Como já citado, a dificuldade em reconhecer a mulher com deficiência pelo viés de gênero a coloca em um lugar de vulnerabilidade, inclusive, para adquirir o HIV. Em contrapartida, muitas mulheres vivendo com HIV e/ou AIDS podem adquirir deficiência devido à falta de acesso ao tratamento adequado, o impacto do vírus no sistema nervoso central, a doenças oportunistas e ao próprio uso de antirretrovirais. Esses dados demonstram a necessidade de aprofundar a correlação entre HIV e deficiência e reforçam que a luta contra a AIDS é um tema que intersecciona gênero, sexualidade e deficiência.

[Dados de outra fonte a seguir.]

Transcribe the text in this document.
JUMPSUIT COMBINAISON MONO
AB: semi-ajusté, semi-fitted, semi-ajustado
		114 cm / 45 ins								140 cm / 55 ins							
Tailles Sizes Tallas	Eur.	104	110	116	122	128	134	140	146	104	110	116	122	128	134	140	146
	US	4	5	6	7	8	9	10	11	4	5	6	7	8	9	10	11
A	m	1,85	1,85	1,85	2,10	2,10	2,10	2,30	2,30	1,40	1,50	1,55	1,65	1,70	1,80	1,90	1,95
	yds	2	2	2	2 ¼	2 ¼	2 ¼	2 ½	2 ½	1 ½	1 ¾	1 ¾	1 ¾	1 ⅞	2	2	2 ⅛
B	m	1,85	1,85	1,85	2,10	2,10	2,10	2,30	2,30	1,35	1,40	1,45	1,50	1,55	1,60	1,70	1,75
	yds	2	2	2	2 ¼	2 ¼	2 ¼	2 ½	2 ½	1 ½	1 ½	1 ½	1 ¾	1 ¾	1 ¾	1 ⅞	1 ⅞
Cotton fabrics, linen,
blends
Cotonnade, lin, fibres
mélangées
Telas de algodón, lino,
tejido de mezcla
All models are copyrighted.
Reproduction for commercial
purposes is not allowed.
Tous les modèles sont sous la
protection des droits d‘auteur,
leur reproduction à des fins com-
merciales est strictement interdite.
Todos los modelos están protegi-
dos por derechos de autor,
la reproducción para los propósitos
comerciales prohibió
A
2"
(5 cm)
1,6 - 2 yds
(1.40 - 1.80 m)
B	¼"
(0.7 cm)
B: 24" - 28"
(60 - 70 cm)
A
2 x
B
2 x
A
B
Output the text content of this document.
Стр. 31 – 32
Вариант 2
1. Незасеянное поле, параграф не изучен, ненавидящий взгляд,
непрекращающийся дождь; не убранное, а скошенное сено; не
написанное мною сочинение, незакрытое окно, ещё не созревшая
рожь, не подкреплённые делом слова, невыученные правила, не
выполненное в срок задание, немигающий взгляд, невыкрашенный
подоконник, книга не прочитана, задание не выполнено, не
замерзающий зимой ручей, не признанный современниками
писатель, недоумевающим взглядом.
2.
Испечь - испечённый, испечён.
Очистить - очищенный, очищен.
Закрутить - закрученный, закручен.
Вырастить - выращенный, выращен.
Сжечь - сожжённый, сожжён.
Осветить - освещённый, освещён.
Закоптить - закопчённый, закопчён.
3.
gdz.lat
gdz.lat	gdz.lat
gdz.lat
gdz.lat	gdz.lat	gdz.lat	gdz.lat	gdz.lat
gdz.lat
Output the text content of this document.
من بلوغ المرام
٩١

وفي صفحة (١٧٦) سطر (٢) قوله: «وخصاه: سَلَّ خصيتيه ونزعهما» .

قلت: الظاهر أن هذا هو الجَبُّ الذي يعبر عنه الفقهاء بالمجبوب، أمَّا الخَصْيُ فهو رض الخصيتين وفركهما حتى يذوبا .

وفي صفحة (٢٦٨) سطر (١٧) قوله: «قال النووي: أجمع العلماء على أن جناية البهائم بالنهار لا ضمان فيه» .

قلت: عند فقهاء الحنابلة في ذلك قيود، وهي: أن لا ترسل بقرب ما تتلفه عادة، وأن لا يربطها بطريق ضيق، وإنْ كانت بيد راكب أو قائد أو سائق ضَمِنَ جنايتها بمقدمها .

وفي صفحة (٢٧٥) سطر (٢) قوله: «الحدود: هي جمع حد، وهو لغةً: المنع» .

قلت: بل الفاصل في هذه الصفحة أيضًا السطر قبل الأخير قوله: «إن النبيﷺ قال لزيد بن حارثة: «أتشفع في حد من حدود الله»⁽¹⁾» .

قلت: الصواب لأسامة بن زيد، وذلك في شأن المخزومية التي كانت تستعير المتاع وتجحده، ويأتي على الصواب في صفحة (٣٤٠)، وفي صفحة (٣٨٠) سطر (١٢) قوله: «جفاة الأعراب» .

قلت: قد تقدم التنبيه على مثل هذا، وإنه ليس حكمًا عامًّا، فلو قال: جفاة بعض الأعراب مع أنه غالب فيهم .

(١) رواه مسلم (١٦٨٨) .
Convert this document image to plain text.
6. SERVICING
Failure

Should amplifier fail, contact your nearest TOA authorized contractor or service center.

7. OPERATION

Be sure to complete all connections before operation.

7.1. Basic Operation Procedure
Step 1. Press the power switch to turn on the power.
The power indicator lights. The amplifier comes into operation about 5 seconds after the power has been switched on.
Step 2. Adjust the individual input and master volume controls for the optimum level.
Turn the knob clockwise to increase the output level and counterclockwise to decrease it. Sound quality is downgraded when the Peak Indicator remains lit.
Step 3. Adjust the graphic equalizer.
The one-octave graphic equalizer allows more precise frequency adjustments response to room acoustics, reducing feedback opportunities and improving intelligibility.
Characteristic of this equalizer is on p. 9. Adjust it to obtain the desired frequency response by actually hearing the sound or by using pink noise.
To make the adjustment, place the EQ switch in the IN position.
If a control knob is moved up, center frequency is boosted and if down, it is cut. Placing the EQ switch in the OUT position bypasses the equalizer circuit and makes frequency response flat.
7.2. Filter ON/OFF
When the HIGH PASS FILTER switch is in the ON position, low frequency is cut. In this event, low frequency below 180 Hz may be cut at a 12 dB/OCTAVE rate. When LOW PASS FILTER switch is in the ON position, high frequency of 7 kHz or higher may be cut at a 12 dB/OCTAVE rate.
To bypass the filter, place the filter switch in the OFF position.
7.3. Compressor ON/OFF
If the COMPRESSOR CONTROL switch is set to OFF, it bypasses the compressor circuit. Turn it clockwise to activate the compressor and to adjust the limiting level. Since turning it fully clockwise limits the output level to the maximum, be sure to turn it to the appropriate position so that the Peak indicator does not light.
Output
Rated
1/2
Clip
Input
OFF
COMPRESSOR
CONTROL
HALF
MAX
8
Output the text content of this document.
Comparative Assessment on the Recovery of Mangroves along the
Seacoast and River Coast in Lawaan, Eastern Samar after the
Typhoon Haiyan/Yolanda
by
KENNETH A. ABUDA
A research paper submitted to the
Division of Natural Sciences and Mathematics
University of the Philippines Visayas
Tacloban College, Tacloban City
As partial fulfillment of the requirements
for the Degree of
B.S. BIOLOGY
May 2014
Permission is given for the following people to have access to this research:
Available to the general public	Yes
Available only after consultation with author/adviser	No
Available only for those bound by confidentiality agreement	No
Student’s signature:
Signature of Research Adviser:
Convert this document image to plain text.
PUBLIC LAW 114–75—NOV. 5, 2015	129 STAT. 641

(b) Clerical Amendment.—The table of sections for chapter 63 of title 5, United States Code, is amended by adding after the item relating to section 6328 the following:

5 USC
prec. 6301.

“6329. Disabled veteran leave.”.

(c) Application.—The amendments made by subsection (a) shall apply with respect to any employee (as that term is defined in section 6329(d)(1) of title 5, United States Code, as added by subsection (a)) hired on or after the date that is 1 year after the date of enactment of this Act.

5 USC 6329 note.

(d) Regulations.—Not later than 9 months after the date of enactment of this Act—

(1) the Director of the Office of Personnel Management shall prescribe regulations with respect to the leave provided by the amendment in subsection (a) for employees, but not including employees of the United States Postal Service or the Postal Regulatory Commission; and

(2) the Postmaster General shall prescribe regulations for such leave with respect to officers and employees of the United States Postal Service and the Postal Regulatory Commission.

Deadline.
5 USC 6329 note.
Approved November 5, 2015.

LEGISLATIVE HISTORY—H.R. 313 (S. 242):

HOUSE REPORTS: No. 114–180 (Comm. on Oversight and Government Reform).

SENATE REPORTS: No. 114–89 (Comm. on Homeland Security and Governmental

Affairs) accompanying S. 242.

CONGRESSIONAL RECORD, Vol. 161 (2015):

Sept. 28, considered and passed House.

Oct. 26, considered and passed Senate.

O Brasil, ao ser signatário da Convenção sobre os Direitos das Pessoas com Deficiência e incorporá-la em sua Constituição, reconhece que mulheres e meninas com deficiência estão sujeitas a violências e outras discriminações e se compromete a adotar medidas que assegurem nossa proteção. Mesmo assim, seguimos invisibilizadas por um capacitismo perpetuado em todos os espaços, incluindo do poder público. Nós, mulheres com deficiência, somos muitas. Somos mulheres vivendo com HIV, pretas, indígenas, LBTs, trabalhadoras, entre tantas outras identidades. Precisamos compreender que a deficiência, assim como gênero, raça/etnia, classe e sexualidade, nos submete a discriminações que acentuam violações de direitos. Desconsiderar a importância de interseccionalizar esses temas é desconsiderar o impacto dos marcadores sociais e, mais do que isso, nos negar a condição de humanas. Nesses 16 dias de ativismo, reforçamos a necessidade de políticas de enfrentamento a violências que também reconheçam nossos corpos!
Vitória Bernardes
Psicóloga, Conselheira Nacional de Saúde (CNS) e Conselheira Estadual dos Direitos das Pessoas com Deficiência (COEPEDE/RS). Integra as Comissões Intersetoriais de Atenção à Saúde das Pessoas com Deficiência e de Saúde da Mulher do CNS e as Comissões de Direitos Humanos do Conselho Regional de Psicologia (CRP/RS) e do Conselho Federal de Psicologia (CFP). É integrante do Coletivo Feminista Helen Keller e da União Brasileira de Mulheres.